Justice Secretary Meynardo Guevarra, when asked, said that while the amended BSP Charter does say that as head of a department, the BSP governor is subject to CA confirmation, this provision has questionable validity.

“(The New Central Bank Act as amended) has a provision requiring confirmation of the BSP governor’s appointment by the CA. But, that is of doubtful validity because the (1987) constitution has identified specific positions requiring CA confirmation, and the BSP governor’s position is not one of them. However, that issue is for the SC (Supreme Court) to resolve squarely and categorically.”

“The prerogative to appoint the governor of the BSP (lies with President Duterte) I do not question his decision and nobody should be,” said Diokno. “There’s no one (who has) the birthright to say that the governor should come from this group or that group … (but) what (I’m against) is appointing a banker … anybody but a banker because then you appoint ‘one of the boys’,” said Diokno. If not him, he said he would rather one of the three career central bankers are appointed as the BSP chief.

In a statement Wednesday, BSP officer-in-charge, Deputy Governor Ma. Cyd Tuano-Amador said Diokno as next governor “brings with him a special brand of leadership honed from decades of exposure to different facets of government operations to improve the lives of Filipinos, in cooperation with the private sector, the academe, and various organizations.”
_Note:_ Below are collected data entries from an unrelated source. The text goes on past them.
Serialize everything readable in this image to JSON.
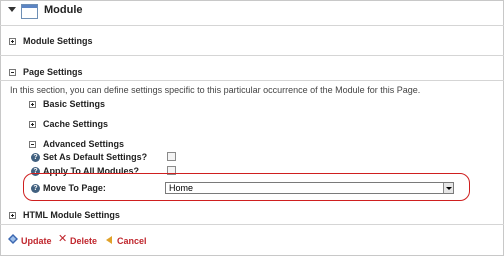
{
  "header": {
    "title": "Module"
  },
  "sections": {
    "module_settings": "Module Settings",
    "page_settings": "Page Settings",
    "page_settings_description": "In this section, you can define settings specific to this particular occurrence of the Module for this Page.",
    "basic_settings": "Basic Settings",
    "cache_settings": "Cache Settings",
    "advanced_settings": "Advanced Settings",
    "html_module_settings": "HTML Module Settings"
  },
  "fields": {
    "set_as_default": {
      "label": "Set As Default Settings?",
      "checked": false
    },
    "apply_to_all": {
      "label": "Apply To All Modules?",
      "checked": false
    },
    "move_to_page": {
      "label": "Move To Page:",
      "value": "Home"
    }
  },
  "actions": {
    "update": "Update",
    "delete": "Delete",
    "cancel": "Cancel"
  },
  "colors": {
    "highlight": "#cf1f1f",
    "action": "#c0262d",
    "help_icon": "#41607f"
  },
  "icons": {
    "expand": "plus-box-icon",
    "collapse": "minus-box-icon",
    "help": "help-icon",
    "module": "module-window-icon",
    "update": "update-icon",
    "delete": "x-icon",
    "cancel": "cancel-arrow-icon"
  }
}
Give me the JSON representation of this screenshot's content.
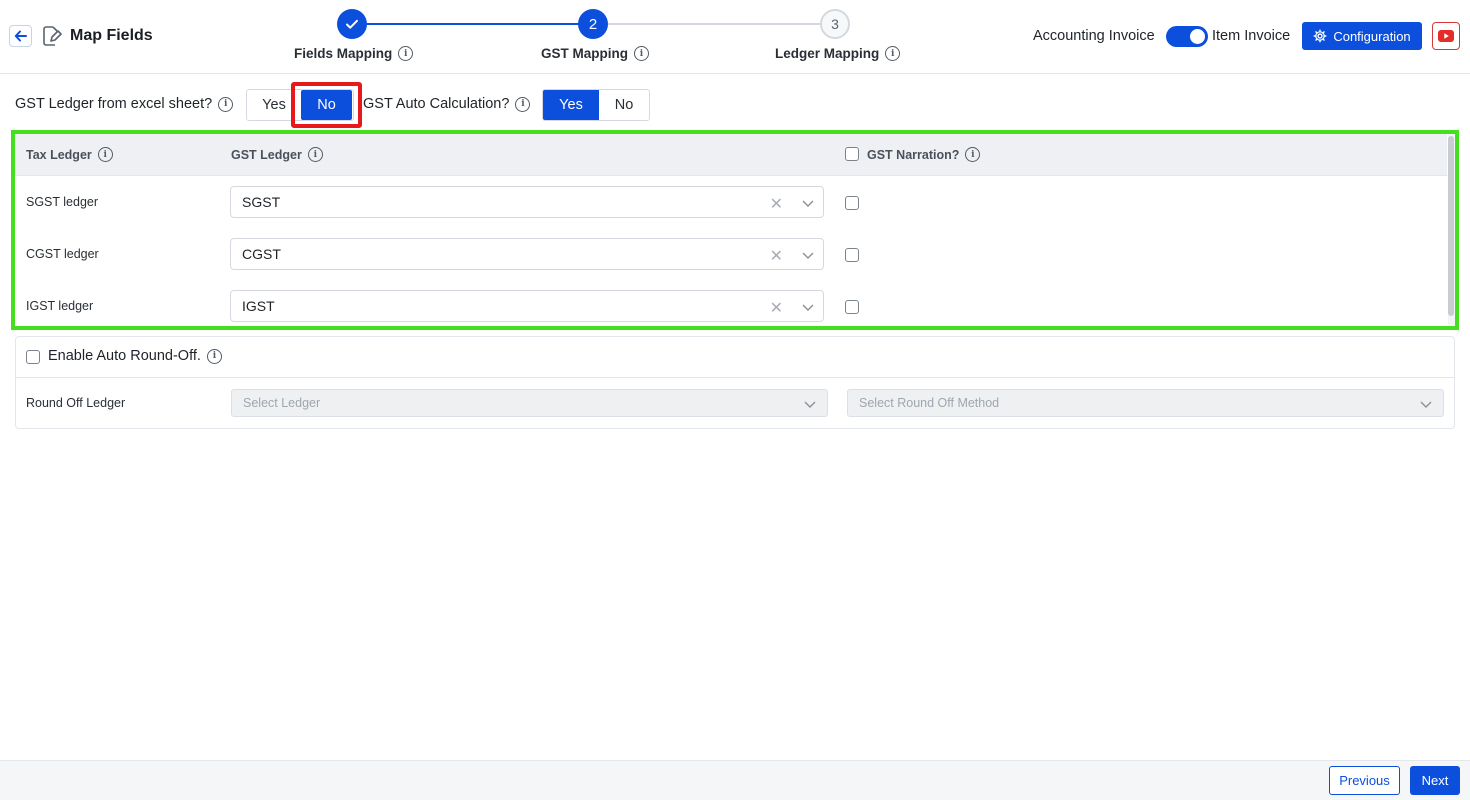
{
  "header": {
    "title": "Map Fields",
    "steps": [
      {
        "label": "Fields Mapping",
        "state": "done",
        "number": ""
      },
      {
        "label": "GST Mapping",
        "state": "active",
        "number": "2"
      },
      {
        "label": "Ledger Mapping",
        "state": "pending",
        "number": "3"
      }
    ],
    "invoice_toggle": {
      "left_label": "Accounting Invoice",
      "right_label": "Item Invoice",
      "on": true
    },
    "config_button": "Configuration"
  },
  "options": {
    "gst_from_excel": {
      "label": "GST Ledger from excel sheet?",
      "yes": "Yes",
      "no": "No",
      "selected": "No"
    },
    "gst_auto_calc": {
      "label": "GST Auto Calculation?",
      "yes": "Yes",
      "no": "No",
      "selected": "Yes"
    }
  },
  "table": {
    "headers": {
      "tax_ledger": "Tax Ledger",
      "gst_ledger": "GST Ledger",
      "gst_narration": "GST Narration?"
    },
    "rows": [
      {
        "label": "SGST ledger",
        "value": "SGST",
        "narration": false
      },
      {
        "label": "CGST ledger",
        "value": "CGST",
        "narration": false
      },
      {
        "label": "IGST ledger",
        "value": "IGST",
        "narration": false
      }
    ]
  },
  "round_off": {
    "enable_label": "Enable Auto Round-Off.",
    "enabled": false,
    "ledger_label": "Round Off Ledger",
    "ledger_placeholder": "Select Ledger",
    "method_placeholder": "Select Round Off Method"
  },
  "footer": {
    "previous": "Previous",
    "next": "Next"
  },
  "colors": {
    "primary": "#0b4fdc",
    "highlight_red": "#e8191a",
    "highlight_green": "#44e01f"
  }
}
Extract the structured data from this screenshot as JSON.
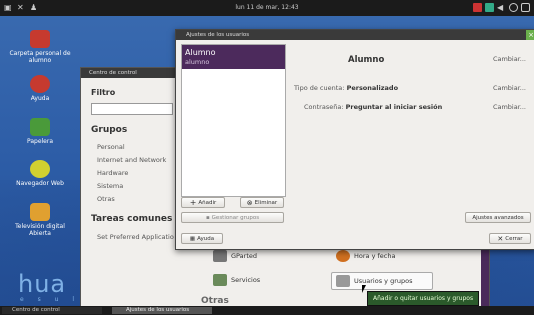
{
  "topbar": {
    "clock": "lun 11 de mar, 12:43"
  },
  "desktop": {
    "icons": [
      {
        "label": "Carpeta personal de alumno"
      },
      {
        "label": "Ayuda"
      },
      {
        "label": "Papelera"
      },
      {
        "label": "Navegador Web"
      },
      {
        "label": "Televisión digital Abierta"
      }
    ],
    "logo": "hua",
    "logo_sub": "e s u l l r"
  },
  "control_center": {
    "title": "Centro de control",
    "filter_label": "Filtro",
    "groups_title": "Grupos",
    "groups": [
      "Personal",
      "Internet and Network",
      "Hardware",
      "Sistema",
      "Otras"
    ],
    "tasks_title": "Tareas comunes",
    "tasks": [
      "Set Preferred Applicatio"
    ],
    "items": {
      "gparted": "GParted",
      "hora": "Hora y fecha",
      "servicios": "Servicios",
      "usuarios": "Usuarios y grupos"
    },
    "otras_section": "Otras",
    "tooltip": "Añadir o quitar usuarios y grupos"
  },
  "users_dialog": {
    "title": "Ajustes de los usuarios",
    "users": [
      {
        "name": "Alumno",
        "login": "alumno"
      }
    ],
    "selected_name": "Alumno",
    "change_label": "Cambiar...",
    "account_type_label": "Tipo de cuenta:",
    "account_type_value": "Personalizado",
    "password_label": "Contraseña:",
    "password_value": "Preguntar al iniciar sesión",
    "add_button": "Añadir",
    "delete_button": "Eliminar",
    "manage_groups_button": "Gestionar grupos",
    "advanced_button": "Ajustes avanzados",
    "help_button": "Ayuda",
    "close_button": "Cerrar"
  },
  "taskbar": {
    "items": [
      "Centro de control",
      "Ajustes de los usuarios"
    ]
  },
  "colors": {
    "accent_purple": "#4c2a5c",
    "desktop_blue": "#2d5da7",
    "tooltip_green": "#2b5a2b"
  }
}
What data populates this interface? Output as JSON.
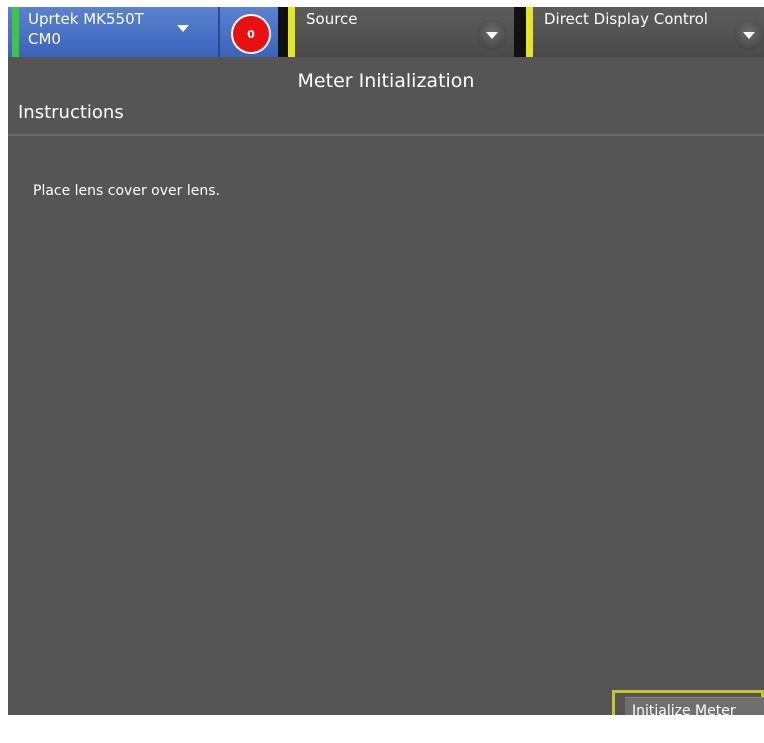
{
  "meter": {
    "name_line1": "Uprtek MK550T",
    "name_line2": "CM0",
    "status_color": "#3ec63e",
    "error_count": "0"
  },
  "source": {
    "label": "Source",
    "status_color": "#e6e61e"
  },
  "display": {
    "label": "Direct Display Control",
    "status_color": "#e6e61e"
  },
  "page": {
    "title": "Meter Initialization",
    "instructions_heading": "Instructions",
    "instruction_text": "Place lens cover over lens."
  },
  "actions": {
    "initialize_label": "Initialize Meter"
  }
}
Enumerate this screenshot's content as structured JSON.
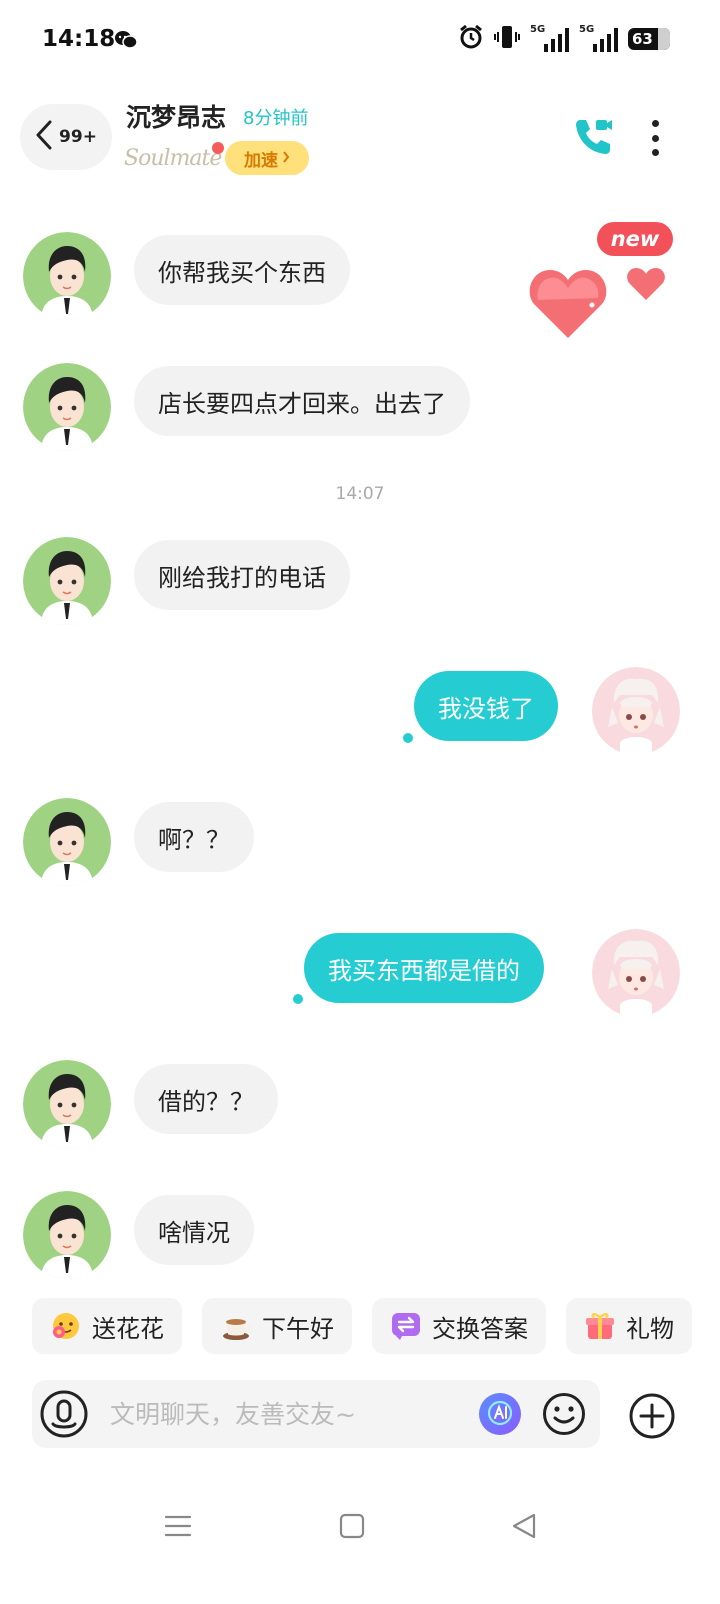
{
  "status_bar": {
    "time": "14:18",
    "battery": "63",
    "network_1": "5G",
    "network_2": "5G",
    "icons": [
      "wechat-icon",
      "alarm-icon",
      "vibrate-icon",
      "signal-icon",
      "signal-icon",
      "battery-icon"
    ]
  },
  "header": {
    "unread_count": "99+",
    "contact_name": "沉梦昂志",
    "last_seen": "8分钟前",
    "badge_text": "Soulmate",
    "boost_label": "加速",
    "accent_color": "#20c4c9"
  },
  "new_badge": "new",
  "messages": [
    {
      "side": "in",
      "text": "你帮我买个东西"
    },
    {
      "side": "in",
      "text": "店长要四点才回来。出去了"
    },
    {
      "side": "time",
      "text": "14:07"
    },
    {
      "side": "in",
      "text": "刚给我打的电话"
    },
    {
      "side": "out",
      "text": "我没钱了"
    },
    {
      "side": "in",
      "text": "啊？？"
    },
    {
      "side": "out",
      "text": "我买东西都是借的"
    },
    {
      "side": "in",
      "text": "借的？？"
    },
    {
      "side": "in",
      "text": "啥情况"
    }
  ],
  "quick_replies": [
    {
      "label": "送花花",
      "icon": "flower-emoji-icon"
    },
    {
      "label": "下午好",
      "icon": "coffee-icon"
    },
    {
      "label": "交换答案",
      "icon": "swap-icon"
    },
    {
      "label": "礼物",
      "icon": "gift-icon"
    }
  ],
  "composer": {
    "placeholder": "文明聊天，友善交友~"
  },
  "colors": {
    "outgoing_bubble": "#25cdd2",
    "incoming_bubble": "#f2f2f2",
    "boost_bg": "#ffe07a",
    "new_badge": "#f2515a"
  }
}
She said the BSP community “looks forward to his assumption into office tomorrow, Thursday, and to working closely with him to ensure the smooth functioning of the central bank to effectively discharge its mandate to promote price and financial stability, to ensure a safe, reliable and efficient payments system as well as to help sustain economic growth that is inclusive and participatory.”